Unauthorized actions. AI agents, which are built to leverage AI output and take autonomous actions, that have access to important assets like databases or the ability to execute code may be manipulated to make unauthorized changes to data or execute malicious code.
Intellectual property (IP) disputes. Open source AI models may have noncompliant licenses that put the company’s IP in dangerous territory.
Bad decisions. While less of a traditional concern for AppSec practitioners, overreliance on AI, especially LLMs with a tendency to hallucinate information and sources, can lead to poor outcomes.

Prompt injection is the biggest vulnerability inherent to generative AI— and the most difficult to close. Prompt injection plus autonomous AI agents is an especially risky combination. LLMs are trained at a deep level to respond to commands. When you tell an LLM to do something it shouldn’t, it’s not shocking that it often complies. Prompt injection is not fought by changing an LLM’s code, but by building unseen-by-the-end-user prompts that command and remind the LLM not to do certain things throughout every user interaction. Unfortunately, these system prompts are not impossible to circumnavigate and are often leaked themselves.

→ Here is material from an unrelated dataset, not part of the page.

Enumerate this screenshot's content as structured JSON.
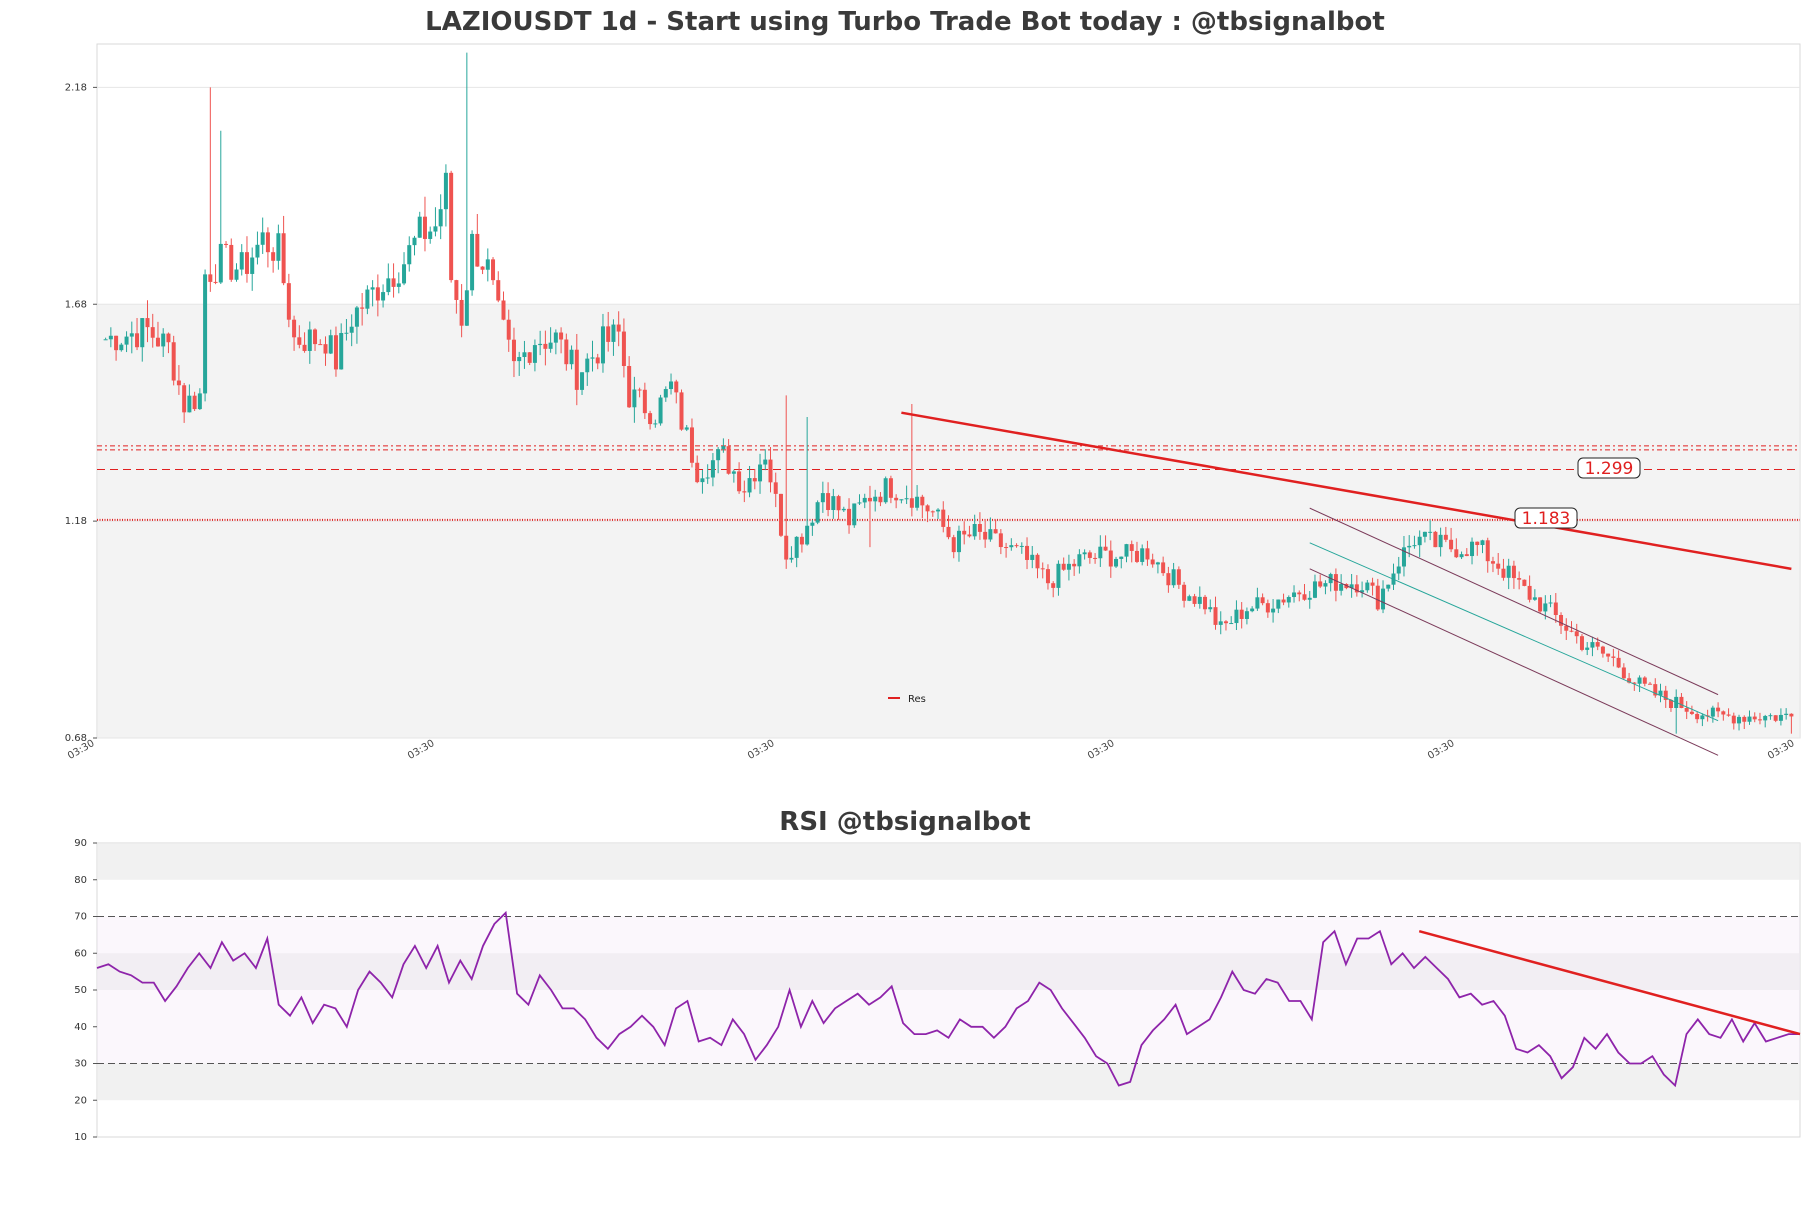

That said, many AI risks can be minimized with a shift-left approach to development. That said, none can be addressed if the models and agents remain in the shadows.

Fighting AI with AI

The good news is that we can build tools that detect AI in applications, which is exactly what Mend.io is doing right now. The files and code of AI models and agents have certain characteristics that can be discovered by other AI models trained for that task. Likewise, these models can also detect the licenses of open source AI models.

With information on where and what AI models are used, AppSec teams can take steps to ensure the following:

Open source license adherence to company policies
Proper sanitization of inputs and outputs
Utilization of SOC 2-compliant services

Closing thoughts

Many governments are looking to tame the Wild West of AI development. The EU AI Act, which prohibits some types of AI applications and restricts many, went into effect on August 1, 2024, and imposes heavy compliance obligations onto the developers of AI products. To stay both in compliance and secure, organizations must take the first step of bringing all shadow AI out into the open.